# Adventures in the bedroom  adult content 476 words



## Plasticweld (Dec 2, 2015)

Adventures in the bedroom by Bob Brown

It started out simple enough, my wife handed me the phone saying “Here’s the old guy.”  My young friend Ray on the other end, in his early forties wanted to know, how I became _the old guy_.  I had to pause, not being really sure how to answer that.

“I don’t know… maybe because we have been together for 40 years.  Maybe it’s because we have grandkids.  Maybe it’s because we both have gray hair and can remember what it was like to be young, and not have gray hair.”  We drifted off on to the original intent of his call. 

That night while getting ready for bed, my wife and I talked about it... about trying something new.  

While staring at the bed we both felt some measure of hesitation.  Like any couple that has been together for a long time, things have gotten kind of routine.  The things that happened in that bed have always been pretty much the same for a long time. Long gone are the days of experimenting and trying new stuff.  

She was all for it, I am ashamed to say that I was reluctant.

We stood by the bed talking about how it might take some getting used to.  It was bound to be awkward, and it would mean we would both be stepping out of our comfort zones. 

 Ray’s question came back to me, “How did you become the old guy?”

“What the hell… Let’s try it!” I said as if I was going off on some adventure.

Deep down I was hesitant, at the same time I was looking forward to something different. 

We got into bed, our eyes locked for tender moment just like in the old days.

It seemed awkward, it seemed un-natural.  Somehow we did not quite fit together.
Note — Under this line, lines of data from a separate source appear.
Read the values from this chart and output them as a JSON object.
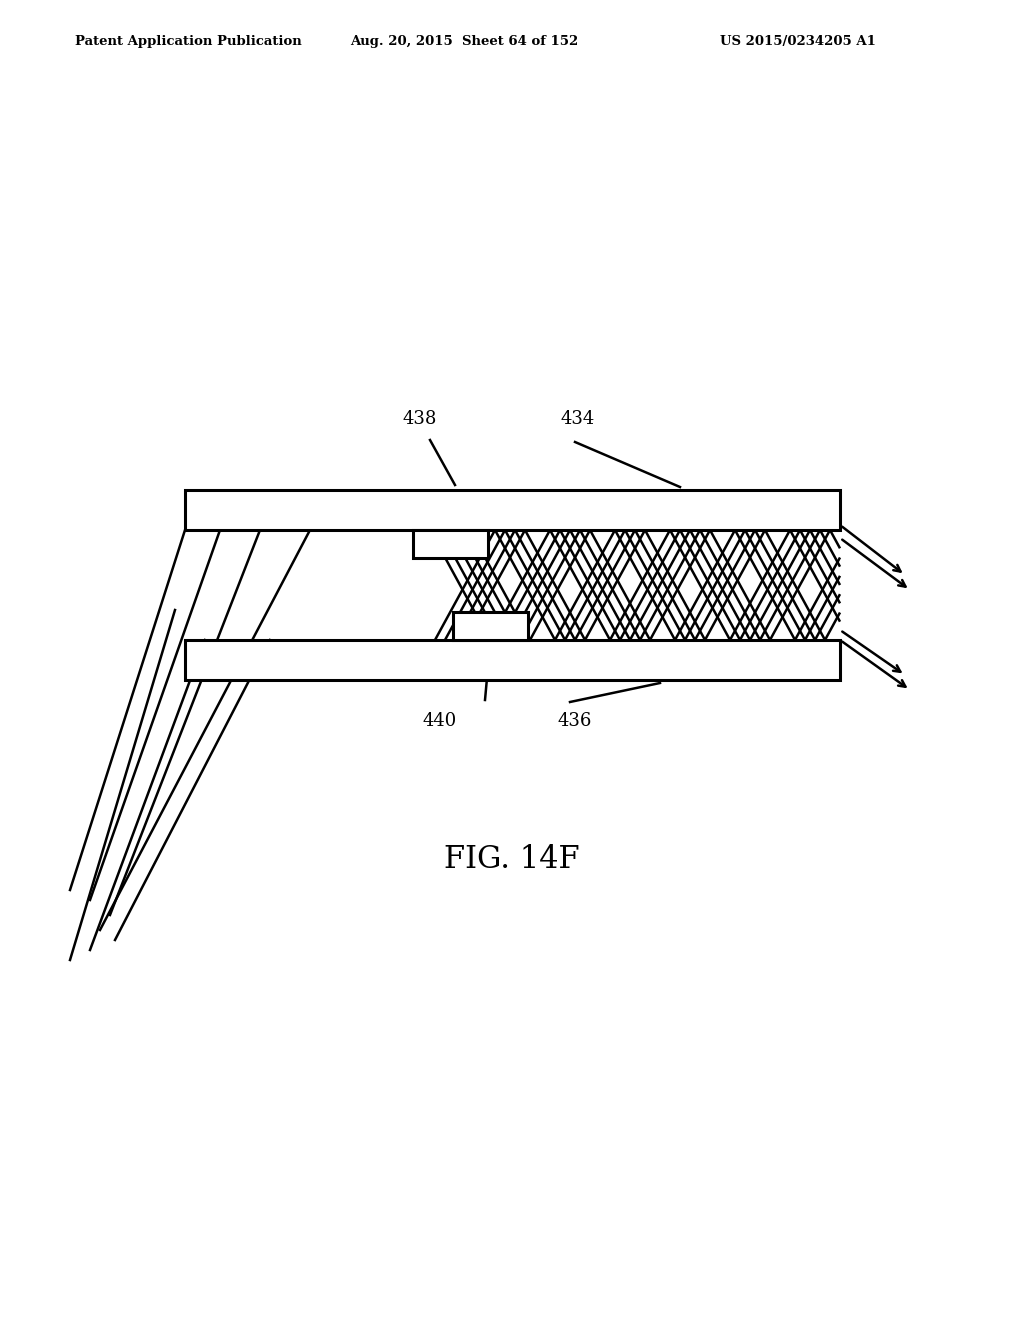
{
  "background_color": "#ffffff",
  "header_text": "Patent Application Publication",
  "header_date": "Aug. 20, 2015  Sheet 64 of 152",
  "header_patent": "US 2015/0234205 A1",
  "fig_label": "FIG. 14F",
  "label_438": "438",
  "label_434": "434",
  "label_440": "440",
  "label_436": "436",
  "line_color": "#000000",
  "line_width": 1.8,
  "slab_lw": 2.2
}
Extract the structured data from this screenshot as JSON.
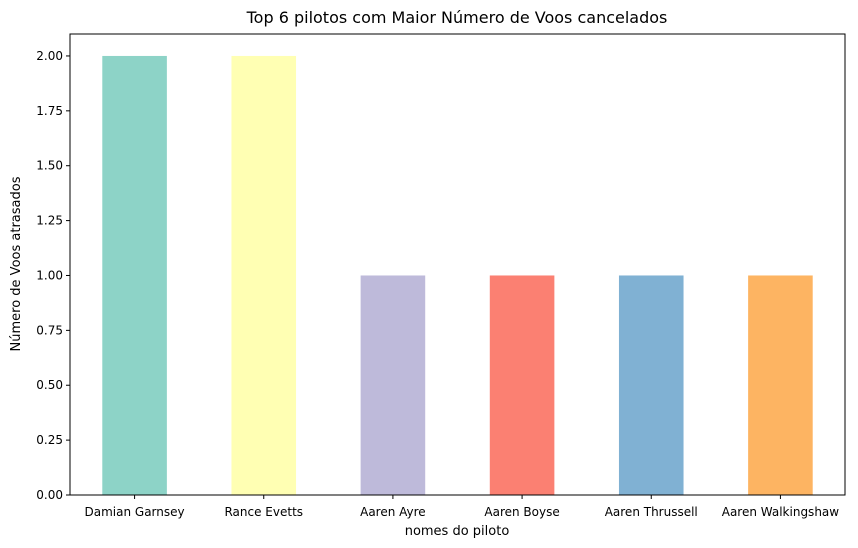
{
  "chart_data": {
    "type": "bar",
    "title": "Top 6 pilotos com Maior Número de Voos cancelados",
    "xlabel": "nomes do piloto",
    "ylabel": "Número de Voos atrasados",
    "categories": [
      "Damian Garnsey",
      "Rance Evetts",
      "Aaren Ayre",
      "Aaren Boyse",
      "Aaren Thrussell",
      "Aaren Walkingshaw"
    ],
    "values": [
      2,
      2,
      1,
      1,
      1,
      1
    ],
    "colors": [
      "#8dd3c7",
      "#ffffb3",
      "#bebada",
      "#fb8072",
      "#80b1d3",
      "#fdb462"
    ],
    "ylim": [
      0,
      2.1
    ],
    "yticks": [
      "0.00",
      "0.25",
      "0.50",
      "0.75",
      "1.00",
      "1.25",
      "1.50",
      "1.75",
      "2.00"
    ],
    "grid": false,
    "legend": "none"
  }
}
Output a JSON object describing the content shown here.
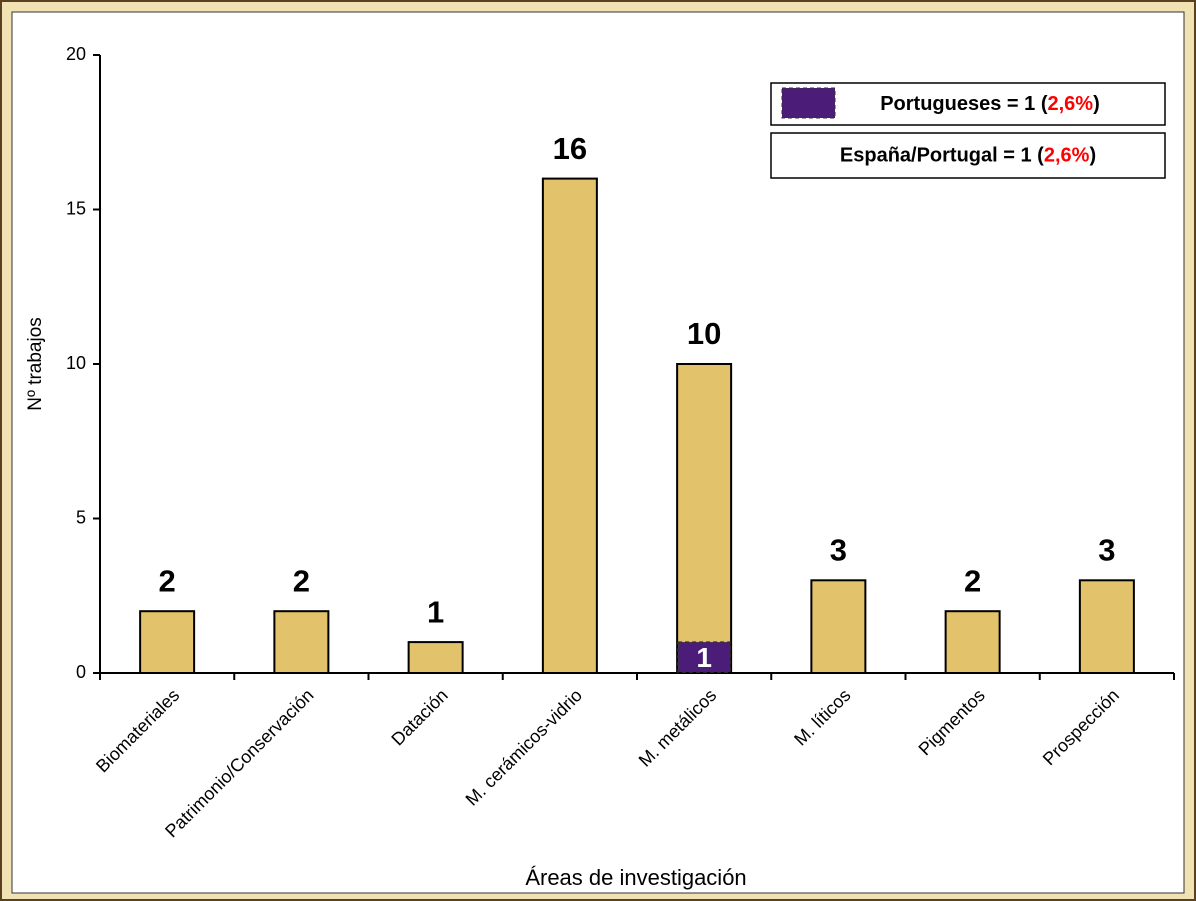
{
  "chart_data": {
    "type": "bar",
    "categories": [
      "Biomateriales",
      "Patrimonio/Conservación",
      "Datación",
      "M. cerámicos-vidrio",
      "M. metálicos",
      "M. líticos",
      "Pigmentos",
      "Prospección"
    ],
    "values": [
      2,
      2,
      1,
      16,
      10,
      3,
      2,
      3
    ],
    "color": "#e2c26a",
    "overlay": {
      "values": [
        null,
        null,
        null,
        null,
        1,
        null,
        null,
        null
      ],
      "color": "#4b1d78"
    },
    "xlabel": "Áreas de investigación",
    "ylabel": "Nº  trabajos",
    "ylim": [
      0,
      20
    ],
    "yticks": [
      0,
      5,
      10,
      15,
      20
    ],
    "grid": false,
    "legend": [
      {
        "parts": [
          "Portugueses = 1 (",
          "2,6%",
          ")"
        ],
        "swatch": true
      },
      {
        "parts": [
          "España/Portugal = 1 (",
          "2,6%",
          ")"
        ],
        "swatch": false
      }
    ],
    "highlight_color": "#ff0000"
  }
}
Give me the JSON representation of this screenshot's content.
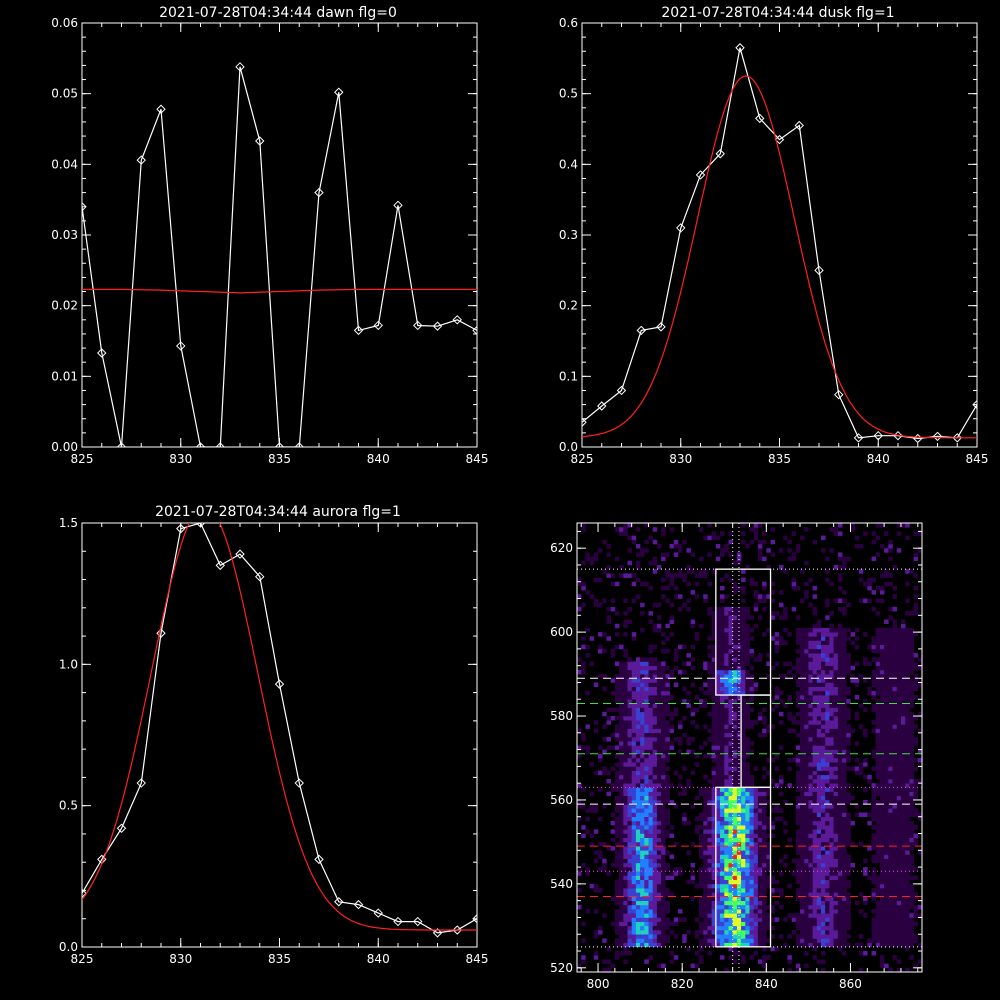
{
  "chart_data": [
    {
      "type": "line",
      "title": "2021-07-28T04:34:44 dawn flg=0",
      "xlim": [
        825,
        845
      ],
      "ylim": [
        0,
        0.06
      ],
      "xticks": [
        825,
        830,
        835,
        840,
        845
      ],
      "yticks": [
        0.0,
        0.01,
        0.02,
        0.03,
        0.04,
        0.05,
        0.06
      ],
      "ytick_labels": [
        "0.00",
        "0.01",
        "0.02",
        "0.03",
        "0.04",
        "0.05",
        "0.06"
      ],
      "series": [
        {
          "color": "#ffffff",
          "marker": "diamond",
          "x": [
            825,
            826,
            827,
            828,
            829,
            830,
            831,
            832,
            833,
            834,
            835,
            836,
            837,
            838,
            839,
            840,
            841,
            842,
            843,
            844,
            845
          ],
          "y": [
            0.034,
            0.0133,
            0.0,
            0.0406,
            0.0478,
            0.0143,
            0.0,
            0.0,
            0.0538,
            0.0433,
            0.0,
            0.0,
            0.036,
            0.0502,
            0.0165,
            0.0172,
            0.0342,
            0.0172,
            0.0171,
            0.018,
            0.0165
          ]
        },
        {
          "color": "#ff2020",
          "marker": "none",
          "x": [
            825,
            827,
            829,
            831,
            833,
            835,
            837,
            839,
            841,
            843,
            845
          ],
          "y": [
            0.0223,
            0.0223,
            0.0222,
            0.022,
            0.0218,
            0.022,
            0.0222,
            0.0223,
            0.0223,
            0.0223,
            0.0223
          ]
        }
      ]
    },
    {
      "type": "line",
      "title": "2021-07-28T04:34:44 dusk flg=1",
      "xlim": [
        825,
        845
      ],
      "ylim": [
        0,
        0.6
      ],
      "xticks": [
        825,
        830,
        835,
        840,
        845
      ],
      "yticks": [
        0.0,
        0.1,
        0.2,
        0.3,
        0.4,
        0.5,
        0.6
      ],
      "ytick_labels": [
        "0.0",
        "0.1",
        "0.2",
        "0.3",
        "0.4",
        "0.5",
        "0.6"
      ],
      "series": [
        {
          "color": "#ffffff",
          "marker": "diamond",
          "x": [
            825,
            826,
            827,
            828,
            829,
            830,
            831,
            832,
            833,
            834,
            835,
            836,
            837,
            838,
            839,
            840,
            841,
            842,
            843,
            844,
            845
          ],
          "y": [
            0.035,
            0.058,
            0.08,
            0.165,
            0.17,
            0.31,
            0.385,
            0.415,
            0.565,
            0.465,
            0.435,
            0.455,
            0.25,
            0.074,
            0.013,
            0.016,
            0.016,
            0.012,
            0.015,
            0.013,
            0.06
          ]
        },
        {
          "color": "#ff2020",
          "marker": "none",
          "curve": "gaussian",
          "amplitude": 0.512,
          "center": 833.3,
          "sigma": 2.45,
          "offset": 0.013
        }
      ]
    },
    {
      "type": "line",
      "title": "2021-07-28T04:34:44 aurora flg=1",
      "xlim": [
        825,
        845
      ],
      "ylim": [
        0,
        1.5
      ],
      "xticks": [
        825,
        830,
        835,
        840,
        845
      ],
      "yticks": [
        0.0,
        0.5,
        1.0,
        1.5
      ],
      "ytick_labels": [
        "0.0",
        "0.5",
        "1.0",
        "1.5"
      ],
      "series": [
        {
          "color": "#ffffff",
          "marker": "diamond",
          "x": [
            825,
            826,
            827,
            828,
            829,
            830,
            831,
            832,
            833,
            834,
            835,
            836,
            837,
            838,
            839,
            840,
            841,
            842,
            843,
            844,
            845
          ],
          "y": [
            0.19,
            0.31,
            0.42,
            0.58,
            1.11,
            1.48,
            1.5,
            1.35,
            1.39,
            1.31,
            0.93,
            0.58,
            0.31,
            0.16,
            0.15,
            0.12,
            0.09,
            0.09,
            0.05,
            0.06,
            0.1
          ]
        },
        {
          "color": "#ff2020",
          "marker": "none",
          "curve": "gaussian",
          "amplitude": 1.5,
          "center": 831.2,
          "sigma": 2.7,
          "offset": 0.06
        }
      ]
    },
    {
      "type": "heatmap",
      "title": "",
      "xlim": [
        795,
        877
      ],
      "ylim": [
        519,
        626
      ],
      "xticks": [
        800,
        820,
        840,
        860
      ],
      "yticks": [
        520,
        540,
        560,
        580,
        600,
        620
      ],
      "colormap": [
        "#000000",
        "#2a0040",
        "#5a1a9a",
        "#3a40d0",
        "#2080ff",
        "#20d0c0",
        "#40ff60",
        "#e0ff20",
        "#ff2020"
      ],
      "bands": [
        {
          "x_center": 810,
          "x_width": 5,
          "y_from": 525,
          "y_to": 562,
          "level": 0.55
        },
        {
          "x_center": 810,
          "x_width": 6,
          "y_from": 562,
          "y_to": 592,
          "level": 0.3
        },
        {
          "x_center": 832,
          "x_width": 6,
          "y_from": 525,
          "y_to": 562,
          "level": 0.8
        },
        {
          "x_center": 831,
          "x_width": 4,
          "y_from": 585,
          "y_to": 590,
          "level": 0.6
        },
        {
          "x_center": 831,
          "x_width": 5,
          "y_from": 562,
          "y_to": 605,
          "level": 0.2
        },
        {
          "x_center": 853,
          "x_width": 6,
          "y_from": 525,
          "y_to": 600,
          "level": 0.28
        },
        {
          "x_center": 870,
          "x_width": 6,
          "y_from": 525,
          "y_to": 600,
          "level": 0.15
        }
      ],
      "hotspots": [
        {
          "x": 832,
          "y": 533,
          "level": 1.0
        },
        {
          "x": 831,
          "y": 558,
          "level": 1.0
        },
        {
          "x": 832,
          "y": 554,
          "level": 0.9
        },
        {
          "x": 830,
          "y": 545,
          "level": 0.85
        }
      ],
      "boxes": [
        {
          "x0": 828,
          "x1": 841,
          "y0": 525,
          "y1": 563
        },
        {
          "x0": 834,
          "x1": 841,
          "y0": 563,
          "y1": 585
        },
        {
          "x0": 828,
          "x1": 834,
          "y0": 585,
          "y1": 615
        },
        {
          "x0": 828,
          "x1": 841,
          "y0": 585,
          "y1": 615
        }
      ],
      "hlines": [
        {
          "y": 615,
          "color": "#ffffff",
          "style": "dotted"
        },
        {
          "y": 589,
          "color": "#ffffff",
          "style": "dashed"
        },
        {
          "y": 583,
          "color": "#40e040",
          "style": "dashed"
        },
        {
          "y": 571,
          "color": "#40e040",
          "style": "dashed"
        },
        {
          "y": 563,
          "color": "#ff40ff",
          "style": "dotted"
        },
        {
          "y": 559,
          "color": "#ffffff",
          "style": "dashed"
        },
        {
          "y": 549,
          "color": "#ff2020",
          "style": "dashed"
        },
        {
          "y": 537,
          "color": "#ff2020",
          "style": "dashed"
        },
        {
          "y": 543,
          "color": "#ff40ff",
          "style": "dotted"
        },
        {
          "y": 525,
          "color": "#ffffff",
          "style": "dotted"
        }
      ],
      "vlines": [
        {
          "x": 832,
          "color": "#ffffff",
          "style": "dotted"
        },
        {
          "x": 833.5,
          "color": "#ffffff",
          "style": "dotted"
        }
      ]
    }
  ]
}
I guess it’s not always like the movies, they make it seem so easy and natural.  Two strangers just hop in the sack together and never once discuss this. 

Linda twisted and turned, she said I was on her hair.  


This seemed overly complicated for a woman who used to be a gymnast… but it was her idea. 

Without going into details I can only say that we tossed, we turned, we groaned.  It was I imagine, just like sleeping with someone else, it felt very different. 

In the morning we both agreed, we would never try_ that_ again. 

Tonight we are both sleeping on our “_own_” side of the bed.  For thirty eight years she has had the right side of the bed and I had the left.  Maybe I am old, maybe Linda is old. 

 I still have this nagging thought.  How is it that when you see a couple in the movies just hop into bed together, how come they never argue over who sleeps on which side?


----------



## Wandering Man (Dec 4, 2015)

Sweet, clever.  I like the relationship between the two.

I have nothing more constructive to add.


----------



## dither (Dec 5, 2015)

Interesting thoughts pw.
Does that stuff really matter at our age?
There was a mention in my newspaper last week about a survey which suggested that a fair percentage of men in their seventies are sexually active.
Damn liars i say.
Who needs it?

PS,
 And  with regard to "how come they never argue over who sleeps on which side?"
Or who gets the wet patch. 
	

	
	
		
		

		
			





Happy days.


----------



## Reichelina (Apr 3, 2016)

Plasticweld said:


> I still have this nagging thought.  How is it that when you see a couple in the movies just hop into bed together, how come they never argue over who sleeps on which side?



I guess because those people in the movies only get to sleep on that bed ONCE. I_t ain't real dude. No it aint!_

Thanks for sharing that! I feel so young. HAHA.


----------



## escorial (Apr 3, 2016)

such a nice read..calm writing


----------